La Gazette

des Comores

Bouhar, un des leaders historiques du PASOCO s’en est allé

Bouhar, un des leaders historiques du PASOCO s’en est allé © : HZK-LGDC

Dans la nuit du 1er au 2 octobre 2020, un des leaders historiques du Parti Socialiste des Comores (PASOCO), Bouhar Mzé Abdoulwahab Ali Abdallah, a rendu l’âme, à la suite d’une très longue maladie. Bouhar comme le surnomme affectueusement, tous ceux qui l’ont connu, est une figure politique légendaire, un symbole dans la lutte pour l’indépendance des Comores.

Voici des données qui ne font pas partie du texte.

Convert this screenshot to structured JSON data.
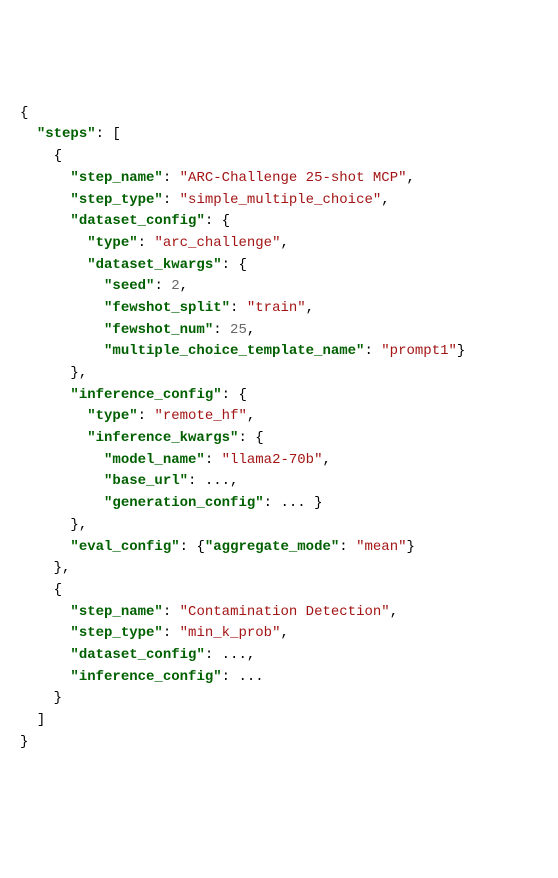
{
  "code": {
    "lines": [
      {
        "indent": 0,
        "tokens": [
          {
            "t": "p",
            "v": "{"
          }
        ]
      },
      {
        "indent": 1,
        "tokens": [
          {
            "t": "k",
            "v": "\"steps\""
          },
          {
            "t": "p",
            "v": ": ["
          }
        ]
      },
      {
        "indent": 2,
        "tokens": [
          {
            "t": "p",
            "v": "{"
          }
        ]
      },
      {
        "indent": 3,
        "tokens": [
          {
            "t": "k",
            "v": "\"step_name\""
          },
          {
            "t": "p",
            "v": ": "
          },
          {
            "t": "s",
            "v": "\"ARC-Challenge 25-shot MCP\""
          },
          {
            "t": "p",
            "v": ","
          }
        ]
      },
      {
        "indent": 3,
        "tokens": [
          {
            "t": "k",
            "v": "\"step_type\""
          },
          {
            "t": "p",
            "v": ": "
          },
          {
            "t": "s",
            "v": "\"simple_multiple_choice\""
          },
          {
            "t": "p",
            "v": ","
          }
        ]
      },
      {
        "indent": 3,
        "tokens": [
          {
            "t": "k",
            "v": "\"dataset_config\""
          },
          {
            "t": "p",
            "v": ": {"
          }
        ]
      },
      {
        "indent": 4,
        "tokens": [
          {
            "t": "k",
            "v": "\"type\""
          },
          {
            "t": "p",
            "v": ": "
          },
          {
            "t": "s",
            "v": "\"arc_challenge\""
          },
          {
            "t": "p",
            "v": ","
          }
        ]
      },
      {
        "indent": 4,
        "tokens": [
          {
            "t": "k",
            "v": "\"dataset_kwargs\""
          },
          {
            "t": "p",
            "v": ": {"
          }
        ]
      },
      {
        "indent": 5,
        "tokens": [
          {
            "t": "k",
            "v": "\"seed\""
          },
          {
            "t": "p",
            "v": ": "
          },
          {
            "t": "n",
            "v": "2"
          },
          {
            "t": "p",
            "v": ","
          }
        ]
      },
      {
        "indent": 5,
        "tokens": [
          {
            "t": "k",
            "v": "\"fewshot_split\""
          },
          {
            "t": "p",
            "v": ": "
          },
          {
            "t": "s",
            "v": "\"train\""
          },
          {
            "t": "p",
            "v": ","
          }
        ]
      },
      {
        "indent": 5,
        "tokens": [
          {
            "t": "k",
            "v": "\"fewshot_num\""
          },
          {
            "t": "p",
            "v": ": "
          },
          {
            "t": "n",
            "v": "25"
          },
          {
            "t": "p",
            "v": ","
          }
        ]
      },
      {
        "indent": 5,
        "tokens": [
          {
            "t": "k",
            "v": "\"multiple_choice_template_name\""
          },
          {
            "t": "p",
            "v": ": "
          },
          {
            "t": "s",
            "v": "\"prompt1\""
          },
          {
            "t": "p",
            "v": "}"
          }
        ]
      },
      {
        "indent": 3,
        "tokens": [
          {
            "t": "p",
            "v": "},"
          }
        ]
      },
      {
        "indent": 3,
        "tokens": [
          {
            "t": "k",
            "v": "\"inference_config\""
          },
          {
            "t": "p",
            "v": ": {"
          }
        ]
      },
      {
        "indent": 4,
        "tokens": [
          {
            "t": "k",
            "v": "\"type\""
          },
          {
            "t": "p",
            "v": ": "
          },
          {
            "t": "s",
            "v": "\"remote_hf\""
          },
          {
            "t": "p",
            "v": ","
          }
        ]
      },
      {
        "indent": 4,
        "tokens": [
          {
            "t": "k",
            "v": "\"inference_kwargs\""
          },
          {
            "t": "p",
            "v": ": {"
          }
        ]
      },
      {
        "indent": 5,
        "tokens": [
          {
            "t": "k",
            "v": "\"model_name\""
          },
          {
            "t": "p",
            "v": ": "
          },
          {
            "t": "s",
            "v": "\"llama2-70b\""
          },
          {
            "t": "p",
            "v": ","
          }
        ]
      },
      {
        "indent": 5,
        "tokens": [
          {
            "t": "k",
            "v": "\"base_url\""
          },
          {
            "t": "p",
            "v": ": ...,"
          }
        ]
      },
      {
        "indent": 5,
        "tokens": [
          {
            "t": "k",
            "v": "\"generation_config\""
          },
          {
            "t": "p",
            "v": ": ... }"
          }
        ]
      },
      {
        "indent": 3,
        "tokens": [
          {
            "t": "p",
            "v": "},"
          }
        ]
      },
      {
        "indent": 3,
        "tokens": [
          {
            "t": "k",
            "v": "\"eval_config\""
          },
          {
            "t": "p",
            "v": ": {"
          },
          {
            "t": "k",
            "v": "\"aggregate_mode\""
          },
          {
            "t": "p",
            "v": ": "
          },
          {
            "t": "s",
            "v": "\"mean\""
          },
          {
            "t": "p",
            "v": "}"
          }
        ]
      },
      {
        "indent": 2,
        "tokens": [
          {
            "t": "p",
            "v": "},"
          }
        ]
      },
      {
        "indent": 2,
        "tokens": [
          {
            "t": "p",
            "v": "{"
          }
        ]
      },
      {
        "indent": 3,
        "tokens": [
          {
            "t": "k",
            "v": "\"step_name\""
          },
          {
            "t": "p",
            "v": ": "
          },
          {
            "t": "s",
            "v": "\"Contamination Detection\""
          },
          {
            "t": "p",
            "v": ","
          }
        ]
      },
      {
        "indent": 3,
        "tokens": [
          {
            "t": "k",
            "v": "\"step_type\""
          },
          {
            "t": "p",
            "v": ": "
          },
          {
            "t": "s",
            "v": "\"min_k_prob\""
          },
          {
            "t": "p",
            "v": ","
          }
        ]
      },
      {
        "indent": 3,
        "tokens": [
          {
            "t": "k",
            "v": "\"dataset_config\""
          },
          {
            "t": "p",
            "v": ": ...,"
          }
        ]
      },
      {
        "indent": 3,
        "tokens": [
          {
            "t": "k",
            "v": "\"inference_config\""
          },
          {
            "t": "p",
            "v": ": ..."
          }
        ]
      },
      {
        "indent": 2,
        "tokens": [
          {
            "t": "p",
            "v": "}"
          }
        ]
      },
      {
        "indent": 1,
        "tokens": [
          {
            "t": "p",
            "v": "]"
          }
        ]
      },
      {
        "indent": 0,
        "tokens": [
          {
            "t": "p",
            "v": "}"
          }
        ]
      }
    ],
    "indent_unit": "  "
  }
}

Son nom est souvent assimilé à la lutte pour l’indépendance. Militant de première heure du PASOCO, il a sillonné et parcouru l’ensemble des villes et villages de l’archipel dans le but de sensibiliser et de mobiliser la population en faveur de l’indépendance des Comores. Comme le rappelle un jeune de l’époque Kamalidin Ben Ali dans les réseaux sociaux « il était le premier homme politique, que j'ai vu de très près, discourir pendant mon enfance. Lors d'une festivité, il a demandé à parler au public. Il monta à la tribune et prononça un discours enflammé, pour l'émancipation du peuple et la libération nationale. Car, à l'époque le PASOCO, avait du mal à pouvoir faire meeting. Les dirigeants du parti profitaient de toutes les occasions pour s'adresser aux gens ».

 

C’est après la grève des lycéens de 1968 qu’est né le PASOCO. Ce parti et le Mouvement de Libération Nationale des Comores (MOLINACO), sont parmi les premiers partis ayant ouvertement combattu pour l’indépendance des Comores. Bouhar est membre de son noyau dirigeant avec de nombreux jeunes intellectuels fonctionnaires comme Mohamed Ali Mbalia, Bruno Humblot, Abdou Zakaria, Salim Hadji Himidi, Abdoulkadir Hamissi, Mohmaed Fazul, Mme Abida Chabane, Said Ahmed Said Ali dit Charif, Jaffar El-Macelie et Ali Yachourtu Bourhane.

 

Bouhar est connu pour avoir été à la fois un orateur hors pair et un homme d’action. Son engagement pour l’indépendance lui valut d’être plusieurs arrêté et emprisonné par les autorités de l’autonomie interne. Il a été un infatigable et remarquable défenseur des masses populaires comme on disait à l’époque. Après l’indépendance, Bouhar avait consacré une grande partie de sa vie à travailler auprès des paysans. Il était producteur agricole reconnu et avait été même sélectionné pour représenter les Comores à la foire agricole de l’île de la Réunion. C’était sa dernière apparition publique car depuis ce voyage bourbonnais, il est tombé malade et était resté en retrait de la vie publique. Bouhar a été inhumé dans son village natal de Dembeni (Ngazidja). Un hommage funèbre lui a été rendu pour son combat au service du pays. Les témoignages de sympathie dans les réseaux sociaux montrent à l’évidence que son combat n’a pas été vain.

 

On notera que l’année en cours aura été une hécatombe pour de nombreuses figures de l’indépendance des Comores. Elle a vu la disparition coup sur coup de Mouzaoir Abdallah, d’Abdoulmadjid Youssouf, de Salim Hadj Himidi, de Salim Djabir, d’Ibrahime Halidi, d’Abdou Mhoumadi.

 

Il serait peut-être temps que notre pays commence à écrire son histoire officielle et à accorder la place qui revient à ses femmes et ses hommes illustres. Certes la mémoire collective sait qu’il y a eu des personnes qui se sont battues pour l’accession à l’indépendance mais beaucoup de jeunes ne connaissent pas l’histoire de cette lutte. Ce devoir de mémoire est indispensable pour l’éveil et l’engagement véritables des nouvelles générations en faveur du développement du pays.